Capital gains are something any property investor will no doubt be familiar with. They give an insight into how much the value of a property appreciates over time, helping to inform your decision on where to make that all-important purchase.
The January CoreLogic RP Data Home Value Index is a good place to start for anyone thinking of investing in 2015. It reflects on how well property performed across the nation’s capitals not only during the first month of the year, but also over the past 12 months.
Melbourne and Sydney seem the most likely choices for anyone with property investment loans. In January alone, Melbourne’s home values were up 2.7 per cent, while Sydney’s marked a rise of 1.4 per cent.
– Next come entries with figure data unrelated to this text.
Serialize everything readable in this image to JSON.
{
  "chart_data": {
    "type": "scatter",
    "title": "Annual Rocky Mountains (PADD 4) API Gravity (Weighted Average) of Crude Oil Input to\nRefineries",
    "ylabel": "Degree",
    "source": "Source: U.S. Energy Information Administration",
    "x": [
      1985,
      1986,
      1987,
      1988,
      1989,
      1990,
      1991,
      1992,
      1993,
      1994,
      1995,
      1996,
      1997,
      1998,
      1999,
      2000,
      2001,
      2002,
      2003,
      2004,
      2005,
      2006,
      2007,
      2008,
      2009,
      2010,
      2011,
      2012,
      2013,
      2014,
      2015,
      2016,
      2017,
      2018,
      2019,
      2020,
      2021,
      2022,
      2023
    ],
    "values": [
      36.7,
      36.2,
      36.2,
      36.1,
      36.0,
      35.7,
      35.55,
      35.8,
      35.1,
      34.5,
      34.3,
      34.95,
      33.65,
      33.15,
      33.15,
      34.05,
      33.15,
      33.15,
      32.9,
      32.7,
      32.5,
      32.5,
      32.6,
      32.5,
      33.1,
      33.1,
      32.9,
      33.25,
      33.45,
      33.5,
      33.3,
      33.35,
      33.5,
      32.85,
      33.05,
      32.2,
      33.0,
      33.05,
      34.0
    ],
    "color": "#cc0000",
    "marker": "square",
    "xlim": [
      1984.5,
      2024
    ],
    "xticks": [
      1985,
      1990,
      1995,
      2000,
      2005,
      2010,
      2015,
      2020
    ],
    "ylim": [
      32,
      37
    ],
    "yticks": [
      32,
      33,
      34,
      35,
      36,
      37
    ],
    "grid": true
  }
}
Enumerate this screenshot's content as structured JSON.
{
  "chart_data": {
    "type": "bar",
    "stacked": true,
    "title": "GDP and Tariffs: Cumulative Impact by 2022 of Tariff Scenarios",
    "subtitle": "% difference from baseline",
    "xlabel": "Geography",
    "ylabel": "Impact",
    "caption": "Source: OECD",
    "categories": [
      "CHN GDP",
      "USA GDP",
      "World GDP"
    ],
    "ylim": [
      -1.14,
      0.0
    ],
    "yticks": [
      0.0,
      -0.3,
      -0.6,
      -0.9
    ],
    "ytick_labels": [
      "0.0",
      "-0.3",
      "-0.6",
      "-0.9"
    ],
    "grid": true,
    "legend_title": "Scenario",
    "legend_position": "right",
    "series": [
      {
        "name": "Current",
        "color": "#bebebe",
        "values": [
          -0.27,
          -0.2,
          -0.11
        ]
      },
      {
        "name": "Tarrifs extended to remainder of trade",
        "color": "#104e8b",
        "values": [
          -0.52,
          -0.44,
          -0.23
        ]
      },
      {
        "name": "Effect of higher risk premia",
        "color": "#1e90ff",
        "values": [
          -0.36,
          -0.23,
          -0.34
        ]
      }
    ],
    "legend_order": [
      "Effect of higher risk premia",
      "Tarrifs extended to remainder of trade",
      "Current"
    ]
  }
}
There’s also the option of Hobart, which experienced an increase of 1.6 per cent.
However, it’s important to look at more long term data, as CoreLogic RP Data Head of Research Tim Lawless explained that Hobart doesn’t usually perform this well. In fact, it has witnessed the lowest rate of capital gain since the global financial crisis took hold.
Sydney, on the other hand, has witnessed the highest capital gains over the past year. Values are now 13 per cent higher than 12 months ago, and Sydney has also witnessed the highest aggregated capital growth of any city since the financial crisis.
Mr Lawless anticipates that the investor market could improve further over the coming months, providing of course that economic conditions are just right to encourage people into the market.
“Lower interest rates could potentially add further fuel to the housing market, particularly the investor segment, which continues to remain strong based on recent data,” he noted.
Investors currently have the added benefit of the 2.25 per cent cash rate, which was implemented by the Reserve Bank of Australia on February 4. This will bring down the cost of borrowing further, perhaps even enticing more people to consider buying investment property.